Acharya Nagarjuna, the profounder of the Madhyamika Buddhism is one of the greatest philosophers India has ever produced. The Buddhists of China, Japan and Tibet river him to be the Second Buddha, who once again set in the motion the wheel of Dharma. He endowed with metaphysical profundity and logical acumen has reaffirmed the basic ideas of Buddhism, apart from providing reinterpretation, clarification and amplification of new concepts of Buddhism. He focused on the fundamental problems of human existence, human aspiration and human actions. He found solutions to them through intuition and reflective thought. He applied and practiced these solutions and his doctrine and experience become a norm to motivate rational and sensitive minds of different generation in different countries with varied cultural environment. Hanayama Shinsho recognizing Nagarjuna's contribution has opined that ‘he may well be called the progenitor of Mahayana thought'.
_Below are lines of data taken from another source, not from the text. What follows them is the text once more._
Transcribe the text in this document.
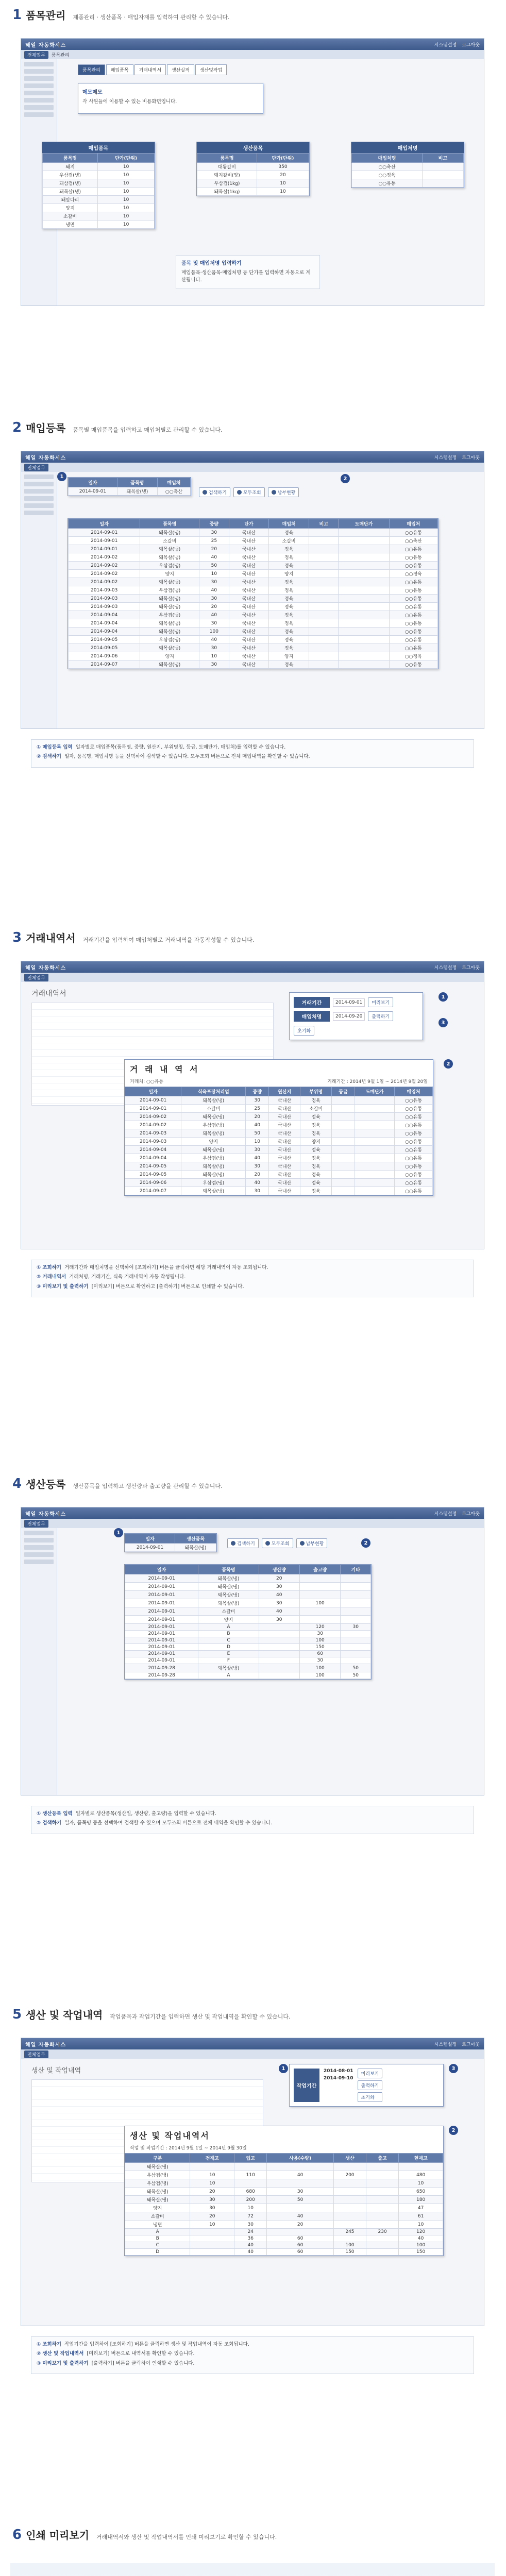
1 품목관리 제품관리 · 생산품목 · 매입자재를 입력하여 관리할 수 있습니다.
해일 자동화시스	시스템설정 로그아웃
전체업무	품목관리
품목관리	매입품목	거래내역서	생산실적	생산및작업
메모메모
각 사원들에 이용할 수 있는 비용화면입니다.
매입품목
품목명	단가(단위)
돼지	10
우삼겹(냉)	10
돼삼겹(냉)	10
돼목살(냉)	10
돼앞다리	10
양지	10
소갈비	10
냉면	10
생산품목
품목명	단가(단위)
대왕갈비	350
돼지갈비(양)	20
우삼겹(1kg)	10
돼목살(1kg)	10
매입처명
매입처명	비고
○○축산	
○○정육	
○○유통	
품목 및 매입처명 입력하기
매입품목·생산품목·매입처명 등 단가를 입력하면 자동으로 계산됩니다.
2 매입등록 품목별 매입품목을 입력하고 매입처별로 관리할 수 있습니다.
해일 자동화시스	시스템설정 로그아웃
전체업무
일자	품목명	매입처
2014-09-01	돼목살(냉)	○○축산	검색하기	모두조회	납부현황
2
1
일자	품목명	중량	단가	매입처	비고	도매단가	매입처
2014-09-01	돼목살(냉)	30	국내산	정육			○○유통
2014-09-01	소갈비	25	국내산	소갈비			○○축산
2014-09-01	돼목살(냉)	20	국내산	정육			○○유통
2014-09-02	돼목살(냉)	40	국내산	정육			○○유통
2014-09-02	우삼겹(냉)	50	국내산	정육			○○유통
2014-09-02	양지	10	국내산	양지			○○정육
2014-09-02	돼목살(냉)	30	국내산	정육			○○유통
2014-09-03	우삼겹(냉)	40	국내산	정육			○○유통
2014-09-03	돼목살(냉)	30	국내산	정육			○○유통
2014-09-03	돼목살(냉)	20	국내산	정육			○○유통
2014-09-04	우삼겹(냉)	40	국내산	정육			○○유통
2014-09-04	돼목살(냉)	30	국내산	정육			○○유통
2014-09-04	돼목살(냉)	100	국내산	정육			○○유통
2014-09-05	우삼겹(냉)	40	국내산	정육			○○유통
2014-09-05	돼목살(냉)	30	국내산	정육			○○유통
2014-09-06	양지	10	국내산	양지			○○정육
2014-09-07	돼목살(냉)	30	국내산	정육			○○유통
① 매입등록 입력 일자별로 매입품목(품목명, 중량, 원산지, 부위명칭, 등급, 도매단가, 매입처)를 입력할 수 있습니다.
② 검색하기 일자, 품목명, 매입처명 등을 선택하여 검색할 수 있습니다. 모두조회 버튼으로 전체 매입내역을 확인할 수 있습니다.
3 거래내역서 거래기간을 입력하여 매입처별로 거래내역을 자동작성할 수 있습니다.
해일 자동화시스	시스템설정 로그아웃
전체업무
거래내역서
거래기간	2014-09-01	미리보기
매입처명	2014-09-20	출력하기
초기화
1
3
거 래 내 역 서
거래처: ○○유통	거래기간 : 2014년 9월 1일 ~ 2014년 9월 20일
일자	식육포장처리업	중량	원산지	부위명	등급	도매단가	매입처
2014-09-01	돼목살(냉)	30	국내산	정육			○○유통
2014-09-01	소갈비	25	국내산	소갈비			○○유통
2014-09-02	돼목살(냉)	20	국내산	정육			○○유통
2014-09-02	우삼겹(냉)	40	국내산	정육			○○유통
2014-09-03	돼목살(냉)	50	국내산	정육			○○유통
2014-09-03	양지	10	국내산	양지			○○유통
2014-09-04	돼목살(냉)	30	국내산	정육			○○유통
2014-09-04	우삼겹(냉)	40	국내산	정육			○○유통
2014-09-05	돼목살(냉)	30	국내산	정육			○○유통
2014-09-05	돼목살(냉)	20	국내산	정육			○○유통
2014-09-06	우삼겹(냉)	40	국내산	정육			○○유통
2014-09-07	돼목살(냉)	30	국내산	정육			○○유통
2
① 조회하기 거래기간과 매입처명을 선택하여 [조회하기] 버튼을 클릭하면 해당 거래내역이 자동 조회됩니다.
② 거래내역서 거래처명, 거래기간, 식육 거래내역이 자동 작성됩니다.
③ 미리보기 및 출력하기 [미리보기] 버튼으로 확인하고 [출력하기] 버튼으로 인쇄할 수 있습니다.
4 생산등록 생산품목을 입력하고 생산량과 출고량을 관리할 수 있습니다.
해일 자동화시스	시스템설정 로그아웃
전체업무
일자	생산품목
2014-09-01	돼목살(냉)
검색하기	모두조회	납부현황
1
2
일자	품목명	생산량	출고량	기타
2014-09-01	돼목살(냉)	20		
2014-09-01	돼목살(냉)	30		
2014-09-01	돼목살(냉)	40		
2014-09-01	돼목살(냉)	30	100	
2014-09-01	소갈비	40		
2014-09-01	양지	30		
2014-09-01	A		120	30
2014-09-01	B		30	
2014-09-01	C		100	
2014-09-01	D		150	
2014-09-01	E		60	
2014-09-01	F		30	
2014-09-28	돼목살(냉)		100	50
2014-09-28	A		100	50
① 생산등록 입력 일자별로 생산품목(생산일, 생산량, 출고량)을 입력할 수 있습니다.
② 검색하기 일자, 품목명 등을 선택하여 검색할 수 있으며 모두조회 버튼으로 전체 내역을 확인할 수 있습니다.
5 생산 및 작업내역 작업품목과 작업기간을 입력하면 생산 및 작업내역을 확인할 수 있습니다.
해일 자동화시스	시스템설정 로그아웃
전체업무
생산 및 작업내역
작업기간
2014-08-01
2014-09-10
미리보기
출력하기
초기화
1	3
생산 및 작업내역서
작업 및 작업기간 : 2014년 9월 1일 ~ 2014년 9월 30일
구분	전재고	입고	사용(수량)	생산	출고	현재고
돼목살(냉)						
우삼겹(냉)	10	110	40	200		480
우삼겹(냉)	10					10
돼목살(냉)	20	680	30			650
돼목살(냉)	30	200	50			180
양지	30	10				47
소갈비	20	72	40			61
냉면	10	30	20			10
A		24		245	230	120
B		36	60			40
C		40	60	100		100
D		40	60	150		150
2
① 조회하기 작업기간을 입력하여 [조회하기] 버튼을 클릭하면 생산 및 작업내역이 자동 조회됩니다.
② 생산 및 작업내역서 [미리보기] 버튼으로 내역서를 확인할 수 있습니다.
③ 미리보기 및 출력하기 [출력하기] 버튼을 클릭하여 인쇄할 수 있습니다.
6 인쇄 미리보기 거래내역서와 생산 및 작업내역서를 인쇄 미리보기로 확인할 수 있습니다.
The Madhyamika-karika testifies to the historicity to their author Nagarjuna, the great Buddhist philosopher, who extolled the path of Prajnaparamita. He wrote the Karika in order to expound the basic teaching of the Prajnaparamita-sutras. The recent archaeological discoveries at Amaravati corroborate to certain extent the broad facts about Nagarjuna's life on which his traditional biographies agree. He was born in a Brahmin family in Andhradesa at Vedali. Based on the Chinese author Tao-an (A.D.568) and Kumarjivas' account and his date for Buddha' nirvana and other material of a Japanese Scholar Hakaju concluded that Nagarjuna lived about 113-213 A.D. The fact being his friendship with a Satavahana King Gautamiputra Satakarni (130-150 A.D.) and his having spent the latter part of his career in the monastery built for him by this king at Bhramaragiri (Sriparvata). The Manjuasrimulakalpa and Tibetan sources contend that Nagarjuna had the Amaravati stupa renovated, enclosed and ornamented with the assistance of this King. Dhanyakataka and Sriparvata were the Centers of his activity. Rajatarangini of 11 th century treats him as a contemporary of Kanishka.